You should pick up and continue the style of the codebase as you learn how it works. There is no real substitute for paying attention. There are, however, a few basic rules that are widely established and represent the core canon of the codebase. As of time of {{git blame}}, there is highest consensus around the following:

  • Always use - over _ in binary key names.
    • Why: In general we try to follow the HTTP semantics RFC 9110, so all keys should be HTTP-Header-Case. This is the style that has been used for Arweave data protocols since inception, so to avoid confusion we maintain it in HyperBEAM.
    • Nuances:
      • One weirdness we inherit from HTTP-land is that headers are actually case-insensitive, despite the use of capitals in header descriptions, over-the-wire they are lower-case in HTTP/2+. AO-Core shoots for the same semantics for consistency.
      • In device key resolutions that have multiple words (for example: i_like(Base, Req, Opts) -> {ok, <<"Turtles!">>}.) you may be tempted to call ~device@1.0/i_like. Don't. Instead call /i-like. hb_ao_device will normalize the keys and match for you.
      • hb_opts uses all atoms for its message keys. This is a mistake. It is nice to be able to lookup keys via atoms (normalizing as above) and we should maintain this, but under the surface the keys should be normal-form binaries. To avoid issues when this is translated, perform Opts lookups with only atoms, or use binaries of normal-form if you must.
  • Try to keep lines to around 80 characters-ish. This is not a strict rule because sometimes an 81-85 character line would be very ugly and harder to follow if split. Use your judgement.
    • Why: Our objective is to keep the code readable. Monster lines, and machine-enforced strict styles, both butcher this. Human/LLM judgement can help here.
  • Add a %%% @doc moduledoc to each new module you write, and comment every function you write with a %% @doc Description above it. Inline comments are prepended with a single %.
    • Why: This helps humans and LLMs grok your code in the future. It also surfaces useful information in tooltips etc upstream.
    • Nuance: I do not know why the Erlang style uses %%% for moduledocs, %% for functions, and % for inline comments, but it does.

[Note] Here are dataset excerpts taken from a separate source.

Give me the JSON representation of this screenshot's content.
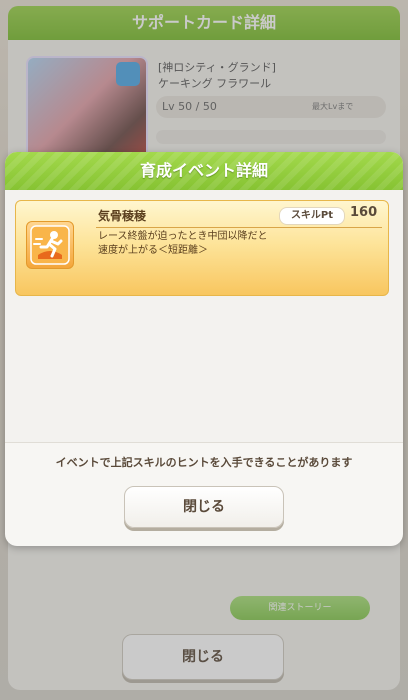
{
  "background": {
    "header_title": "サポートカード詳細",
    "card_name_line1": "[神ロシティ・グランド]",
    "card_name_line2": "ケーキング フラワール",
    "level_text": "Lv 50 / 50",
    "level_right": "最大Lvまで",
    "green_pill_label": "関連ストーリー",
    "close_label": "閉じる"
  },
  "modal": {
    "title": "育成イベント詳細",
    "skill": {
      "icon": "speed-runner-icon",
      "name": "気骨稜稜",
      "pt_label": "スキルPt",
      "pt_value": "160",
      "description": "レース終盤が迫ったとき中団以降だと\n速度が上がる＜短距離＞"
    },
    "notice": "イベントで上記スキルのヒントを入手できることがあります",
    "close_label": "閉じる"
  },
  "colors": {
    "header_green": "#86c332",
    "skill_card_gold": "#f8c65f",
    "text_brown": "#5b3f1e"
  }
}
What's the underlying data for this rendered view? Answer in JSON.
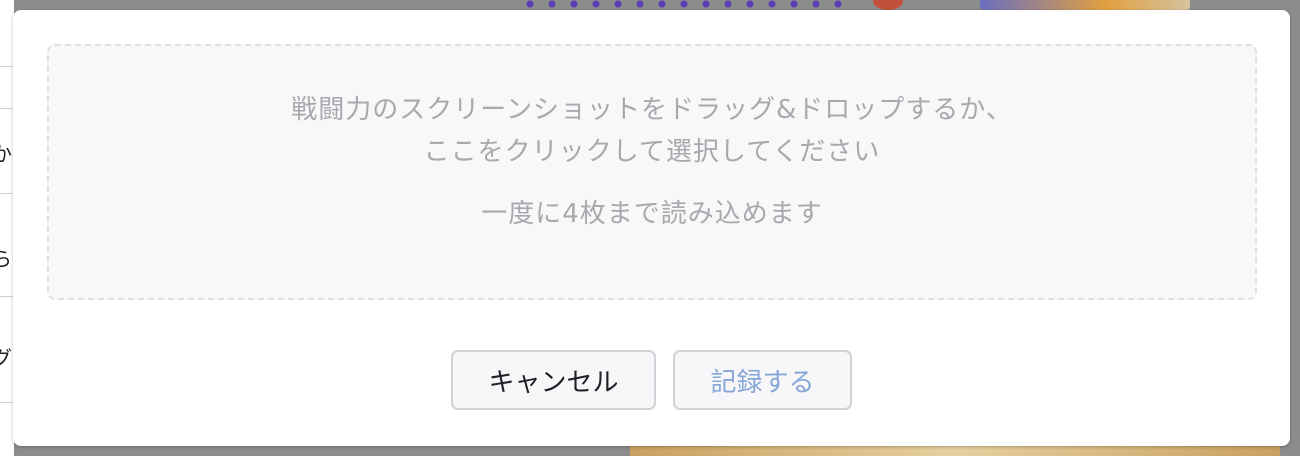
{
  "dialog": {
    "dropzone": {
      "line1": "戦闘力のスクリーンショットをドラッグ&ドロップするか、",
      "line2": "ここをクリックして選択してください",
      "note": "一度に4枚まで読み込めます"
    },
    "buttons": {
      "cancel_label": "キャンセル",
      "record_label": "記録する"
    }
  },
  "background": {
    "edge_glyphs": [
      "か",
      "ら",
      "グ"
    ]
  },
  "colors": {
    "dropzone_text": "#a8a8ae",
    "record_button_text": "#86a6d6",
    "cancel_button_text": "#1f1f24"
  }
}
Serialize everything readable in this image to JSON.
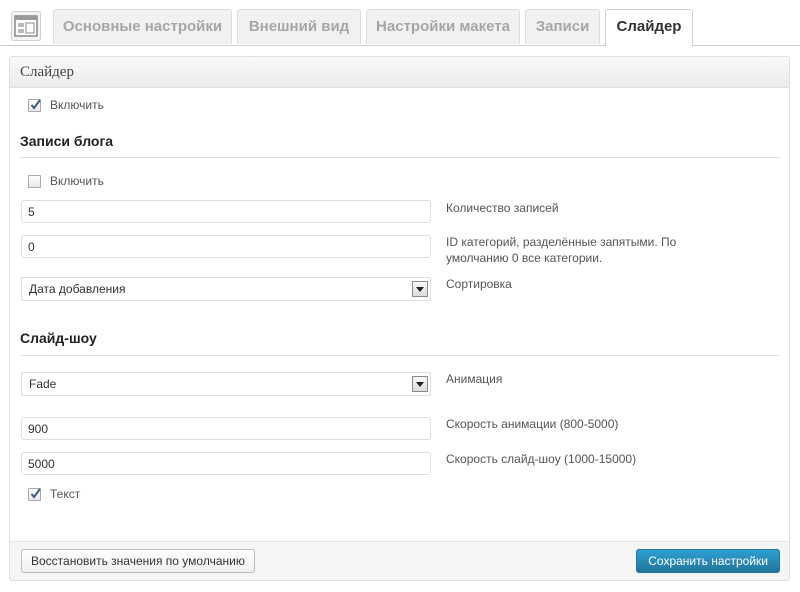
{
  "tabs": {
    "items": [
      {
        "label": "Основные настройки"
      },
      {
        "label": "Внешний вид"
      },
      {
        "label": "Настройки макета"
      },
      {
        "label": "Записи"
      },
      {
        "label": "Слайдер"
      }
    ],
    "active": "Слайдер",
    "icon": "layout-icon"
  },
  "panel": {
    "title": "Слайдер",
    "enable": {
      "label": "Включить",
      "checked": true
    },
    "blog_posts": {
      "title": "Записи блога",
      "enable": {
        "label": "Включить",
        "checked": false
      },
      "count": {
        "value": "5",
        "label": "Количество записей"
      },
      "category_ids": {
        "value": "0",
        "label": "ID категорий, разделённые запятыми. По умолчанию 0 все категории."
      },
      "sort": {
        "value": "Дата добавления",
        "label": "Сортировка"
      }
    },
    "slideshow": {
      "title": "Слайд-шоу",
      "animation": {
        "value": "Fade",
        "label": "Анимация"
      },
      "animation_speed": {
        "value": "900",
        "label": "Скорость анимации (800-5000)"
      },
      "slideshow_speed": {
        "value": "5000",
        "label": "Скорость слайд-шоу (1000-15000)"
      },
      "text": {
        "label": "Текст",
        "checked": true
      }
    }
  },
  "footer": {
    "reset_label": "Восстановить значения по умолчанию",
    "save_label": "Сохранить настройки"
  },
  "colors": {
    "accent": "#21759b",
    "header_bg": "#ececec",
    "border": "#dfdfdf"
  }
}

This can help with parsability for some tooling and the effort-cost is minimal, so we use it.
  • Avoid 'waterfalls'-style statements, instead keeping every set of statements nested such that the start and end of the block are indented inline with each other.
    • Why: This uses slightly more lines, but makes deeply nested code much more readable and comprehensible.
    • Examples:
    BadForm = lists:map(
        fun(X) ->
            X * lists:sum(lists:fold(
                fun(Y, Acc) ->
                    Y * Acc
                end,
                [1,2,3]
            ))
        end
    ),
    GoodForm = lists:map(
            fun(X) ->
                X *
                    lists:sum(
                        lists:fold(
                            fun(Y, Acc) ->
                                Y * Acc
                            end,
                            [1,2,3]
                        )
                    )
            end
        )

There are a few areas where there is no consensus on patterns or style yet:

  • Expressing docs in the info/[0,1] call of devices. There are a few different styles in different devices in the codebase -- if you want to add info response 'inline' docs try to pick one that already exists and see what works/doesn't. We will need to unify them at some point.
  • maybe ... end vs nested case expressions. maybe seems useful and preferable in at least some cases, but bubbling the right error -- rather than just an error -- the caller can sometimes be difficult due to the else pattern matching. Experimentation with patterns here would be good.